Sinan on beş yıllık, eşi ise on yıllık öğretmendi. Sinan bu şehre gelmeden önce güneydoğuda dört yıl çalışmış, epey zorluklarla karşılaşmıştı. İklim şartları, ulaşım ve çevresel etmenler epey bir zorlamış, buraya gelince biraz rahatlamış, kendisine yeni bir çevre kurmuş, yeni dostlar, arkadaşlar edinmişti. Bu yeni çevrede arkadaşı Ebru sayesinde Nilgün ile tanışmışlar. Çok geçmeden de evlenmişlerdi. Mutluydular. Küçücük bir evleri, eski de olsa ayaklarını yerden kesecek bir arabaları ve evliliklerinin meyveleri olan iki çocukları vardı. En önemlisi işleri vardı ve sağlıklıydılar.
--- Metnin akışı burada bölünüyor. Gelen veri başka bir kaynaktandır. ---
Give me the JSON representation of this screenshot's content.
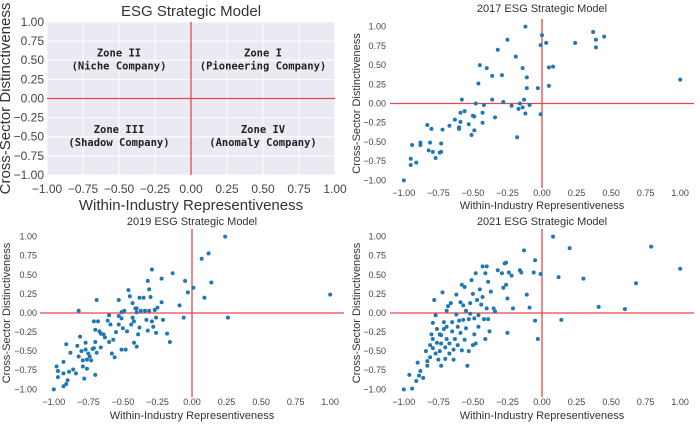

Böylesine güzel bir tablo olmasına rağmen, Sinan’ın ara ara daldığı, düşünmeden edemediği, kafasını meşgul eden bir derdi vardı. Böyle yürüdüğü, yalnız kaldığı zamanlarda kendini dinler, kafasını meşgul eden dertlerini düşünürdü. Öyle hastalık, geçim derdi, çocuklar, borç ya da ailevi bir şey değildi düşündüğü. Aslında eşini, çocuklarını çok sevmesine, mutlu bir aile tablosu olmasına rağmen unutamadığı, hep eksikliğini hissettiği, şimdi nerede olduğunu bile bilmediği eski sevgilisi, gönül yarasıydı düşündüğü.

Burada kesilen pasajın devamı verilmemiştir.